Water-based fabrication of garnet-based solid electrolyte separators for solid-state lithium batteries

Abstract

Garnet-type Li₇La₃Zr₂O₁₂ (LLZ) is regarded as a promising oxide-based solid electrolyte (SE) for solid-state lithium batteries (SSLBs) or other advanced Li-battery concepts like Li–air or Li–S batteries. A thin free-standing LLZ sheet can be fabricated by tape-casting and used e.g. as separators in SSLBs, since tape casting is an industrially established process and enables large-scale production of such SEs. However, organic solvents and additives employed in conventional slurry recipes for tape-casting give rise to health and safety concerns and also cause a high cost for solvent recovery.
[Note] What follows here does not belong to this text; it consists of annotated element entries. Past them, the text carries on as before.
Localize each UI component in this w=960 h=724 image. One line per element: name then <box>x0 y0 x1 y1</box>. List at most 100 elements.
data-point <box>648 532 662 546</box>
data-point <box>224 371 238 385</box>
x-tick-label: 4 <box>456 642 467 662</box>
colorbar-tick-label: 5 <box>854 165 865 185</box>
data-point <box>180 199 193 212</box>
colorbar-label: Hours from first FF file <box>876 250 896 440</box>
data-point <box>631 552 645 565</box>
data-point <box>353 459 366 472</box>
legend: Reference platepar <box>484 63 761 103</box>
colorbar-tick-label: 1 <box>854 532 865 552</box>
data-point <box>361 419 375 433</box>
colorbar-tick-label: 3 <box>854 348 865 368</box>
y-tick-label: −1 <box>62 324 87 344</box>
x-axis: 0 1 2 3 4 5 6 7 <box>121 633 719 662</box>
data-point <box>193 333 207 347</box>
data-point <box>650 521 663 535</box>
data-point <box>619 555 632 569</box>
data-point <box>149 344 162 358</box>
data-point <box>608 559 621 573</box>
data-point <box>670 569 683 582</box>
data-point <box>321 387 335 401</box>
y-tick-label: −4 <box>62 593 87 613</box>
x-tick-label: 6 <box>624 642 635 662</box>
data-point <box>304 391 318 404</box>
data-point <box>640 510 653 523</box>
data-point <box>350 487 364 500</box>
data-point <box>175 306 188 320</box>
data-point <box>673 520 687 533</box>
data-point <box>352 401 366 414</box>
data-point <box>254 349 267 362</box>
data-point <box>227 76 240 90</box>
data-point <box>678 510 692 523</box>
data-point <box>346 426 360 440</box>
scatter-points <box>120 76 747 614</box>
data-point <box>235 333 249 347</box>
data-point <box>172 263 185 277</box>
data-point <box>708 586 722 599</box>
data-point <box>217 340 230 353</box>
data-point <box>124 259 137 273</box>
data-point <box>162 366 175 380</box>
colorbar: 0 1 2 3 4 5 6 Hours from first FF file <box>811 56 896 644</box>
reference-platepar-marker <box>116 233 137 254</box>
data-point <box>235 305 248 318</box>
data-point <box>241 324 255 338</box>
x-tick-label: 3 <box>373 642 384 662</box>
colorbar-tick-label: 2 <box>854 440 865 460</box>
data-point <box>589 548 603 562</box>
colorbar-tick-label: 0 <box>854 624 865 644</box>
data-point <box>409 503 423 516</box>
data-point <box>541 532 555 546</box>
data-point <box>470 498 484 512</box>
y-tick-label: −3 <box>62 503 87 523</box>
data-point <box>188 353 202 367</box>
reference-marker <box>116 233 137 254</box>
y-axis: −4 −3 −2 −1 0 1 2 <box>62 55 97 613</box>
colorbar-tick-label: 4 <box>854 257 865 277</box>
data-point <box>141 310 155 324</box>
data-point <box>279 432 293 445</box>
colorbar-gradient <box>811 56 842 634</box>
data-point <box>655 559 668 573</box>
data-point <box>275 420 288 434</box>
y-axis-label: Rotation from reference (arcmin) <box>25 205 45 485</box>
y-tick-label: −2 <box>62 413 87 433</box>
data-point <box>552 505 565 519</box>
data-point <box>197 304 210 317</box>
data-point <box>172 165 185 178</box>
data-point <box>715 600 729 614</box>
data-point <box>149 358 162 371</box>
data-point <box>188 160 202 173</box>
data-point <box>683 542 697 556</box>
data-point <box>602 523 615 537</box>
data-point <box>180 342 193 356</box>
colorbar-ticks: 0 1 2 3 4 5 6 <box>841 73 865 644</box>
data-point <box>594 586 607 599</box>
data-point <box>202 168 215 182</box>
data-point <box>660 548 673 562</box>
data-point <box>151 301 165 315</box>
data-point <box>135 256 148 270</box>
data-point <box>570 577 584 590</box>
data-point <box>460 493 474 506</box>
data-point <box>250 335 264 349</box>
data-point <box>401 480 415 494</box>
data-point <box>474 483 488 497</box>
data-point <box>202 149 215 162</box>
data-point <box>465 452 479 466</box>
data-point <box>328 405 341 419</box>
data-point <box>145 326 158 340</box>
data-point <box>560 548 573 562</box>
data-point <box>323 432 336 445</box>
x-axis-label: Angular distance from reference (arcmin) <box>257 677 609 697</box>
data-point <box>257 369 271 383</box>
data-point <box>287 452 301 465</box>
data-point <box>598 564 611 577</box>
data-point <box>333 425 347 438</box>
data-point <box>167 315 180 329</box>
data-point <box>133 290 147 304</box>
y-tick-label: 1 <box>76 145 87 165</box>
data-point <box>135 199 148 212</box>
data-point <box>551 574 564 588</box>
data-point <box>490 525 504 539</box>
Hence, development of a green, water-based processing route can reduce both manufacturing costs and environmental footprint. In this work, we developed a tape-casting process for LLZ SEs using water as solvent, the water-soluble biopolymer methylcellulose as binder and other eco-friendly polymers as plasticizers. Although a Li⁺/H⁺ exchange takes place during our procedure, we demonstrate that the Li⁺/H⁺ exchange reaction is reversible in our procedure and results in the formation of stoichiometric cubic LLZ at the end. The obtained free-standing LLZ sheets with thickness of 150 μm and relative density of approx. 90% offer an ionic conductivity of 0.15 mS cm⁻¹ at room temperature. We thereby prove that it is feasible to use water as dispersion medium and eco-friendly polymer additives for the fabrication of thin garnet-based SE layers.